Optimizing Flow Completion Time via Adaptive Buffer Management in Data Center Networks

Abstract

The traffic of modern data centers exhibits long-tail distribution, in which massive delay-sensitive short flows and a small number of bandwidth-hungry long flows co-exist. These two types of flows could share same bottleneck links in the data center networks but request different or even opposite network requirements. Existing solutions try to realize a trade-off between the requirements of different flows by either prioritizing short flows or limiting the buffer used by long flows at switches or end-hosts. However, they do not consider the dynamic traffic change and suffer from performance degradation, resulted from severe queueing delay and massive packet drops for short flows under current First-In-First- Out (FIFO) queueing mechanism. In this paper, we propose a novel buffer management scheme at switches, called Cut-in Queue (CQ), to achieve both low latency for short flows and high throughput for long flows.
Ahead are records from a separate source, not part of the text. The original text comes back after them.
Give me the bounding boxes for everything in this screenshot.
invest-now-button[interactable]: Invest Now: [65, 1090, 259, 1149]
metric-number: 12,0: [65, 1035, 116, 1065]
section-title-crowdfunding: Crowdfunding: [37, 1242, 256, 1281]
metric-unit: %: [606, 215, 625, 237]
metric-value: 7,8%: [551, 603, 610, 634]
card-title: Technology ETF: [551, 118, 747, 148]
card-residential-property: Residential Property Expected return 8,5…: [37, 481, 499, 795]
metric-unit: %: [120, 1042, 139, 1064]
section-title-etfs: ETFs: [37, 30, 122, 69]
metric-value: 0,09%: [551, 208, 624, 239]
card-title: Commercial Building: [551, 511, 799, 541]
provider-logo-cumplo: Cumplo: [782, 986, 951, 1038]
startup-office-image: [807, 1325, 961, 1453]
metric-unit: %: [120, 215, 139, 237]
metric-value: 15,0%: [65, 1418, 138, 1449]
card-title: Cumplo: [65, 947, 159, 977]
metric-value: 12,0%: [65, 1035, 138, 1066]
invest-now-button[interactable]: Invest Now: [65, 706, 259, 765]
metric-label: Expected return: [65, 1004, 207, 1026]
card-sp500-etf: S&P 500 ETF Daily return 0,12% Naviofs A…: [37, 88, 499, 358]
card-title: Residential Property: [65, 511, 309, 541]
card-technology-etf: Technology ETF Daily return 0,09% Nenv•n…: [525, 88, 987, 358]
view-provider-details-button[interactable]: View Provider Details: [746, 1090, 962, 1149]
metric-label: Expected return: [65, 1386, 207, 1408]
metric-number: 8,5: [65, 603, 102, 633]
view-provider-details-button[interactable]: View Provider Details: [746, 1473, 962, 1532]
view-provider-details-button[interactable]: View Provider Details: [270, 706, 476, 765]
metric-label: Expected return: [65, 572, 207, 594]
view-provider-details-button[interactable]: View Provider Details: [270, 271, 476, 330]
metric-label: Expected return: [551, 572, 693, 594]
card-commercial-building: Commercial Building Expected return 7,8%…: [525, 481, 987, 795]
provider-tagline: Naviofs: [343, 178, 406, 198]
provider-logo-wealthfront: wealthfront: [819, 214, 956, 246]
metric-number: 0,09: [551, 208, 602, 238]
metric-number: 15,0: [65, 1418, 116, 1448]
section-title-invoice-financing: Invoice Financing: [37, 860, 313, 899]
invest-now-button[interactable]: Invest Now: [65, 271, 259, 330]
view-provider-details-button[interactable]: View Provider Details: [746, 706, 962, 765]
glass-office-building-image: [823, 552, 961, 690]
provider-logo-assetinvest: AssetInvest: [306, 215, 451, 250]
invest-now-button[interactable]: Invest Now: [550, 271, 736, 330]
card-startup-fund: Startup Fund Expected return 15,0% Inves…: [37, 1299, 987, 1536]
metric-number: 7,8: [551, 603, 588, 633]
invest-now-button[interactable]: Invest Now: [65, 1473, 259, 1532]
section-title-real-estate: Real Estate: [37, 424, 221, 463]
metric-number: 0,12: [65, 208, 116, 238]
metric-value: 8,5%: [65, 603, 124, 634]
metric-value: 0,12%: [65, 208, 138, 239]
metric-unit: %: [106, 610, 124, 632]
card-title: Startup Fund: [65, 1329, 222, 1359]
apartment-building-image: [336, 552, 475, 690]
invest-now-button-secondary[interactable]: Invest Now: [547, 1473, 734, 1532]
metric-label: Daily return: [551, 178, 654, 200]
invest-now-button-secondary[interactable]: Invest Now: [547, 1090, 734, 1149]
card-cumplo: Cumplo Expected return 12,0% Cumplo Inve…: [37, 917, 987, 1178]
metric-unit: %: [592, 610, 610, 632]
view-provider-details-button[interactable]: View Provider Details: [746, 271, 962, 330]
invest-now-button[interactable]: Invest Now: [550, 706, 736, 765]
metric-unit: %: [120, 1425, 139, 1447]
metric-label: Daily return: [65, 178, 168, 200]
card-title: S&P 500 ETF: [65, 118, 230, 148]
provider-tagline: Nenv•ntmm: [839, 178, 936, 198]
Based on network status in real time, CQ prioritizes short flows by dynamically cutting the short flows’ packets into the head of long flows or evicting some enqueued long flows’ packets and enables high throughput for long flows in most of the cases. Evaluation of both DPDK testbed and NS2 simulations show that CQ outperforms state-of-the-art buffer management schemes by reducing flow completion time by up to 73%.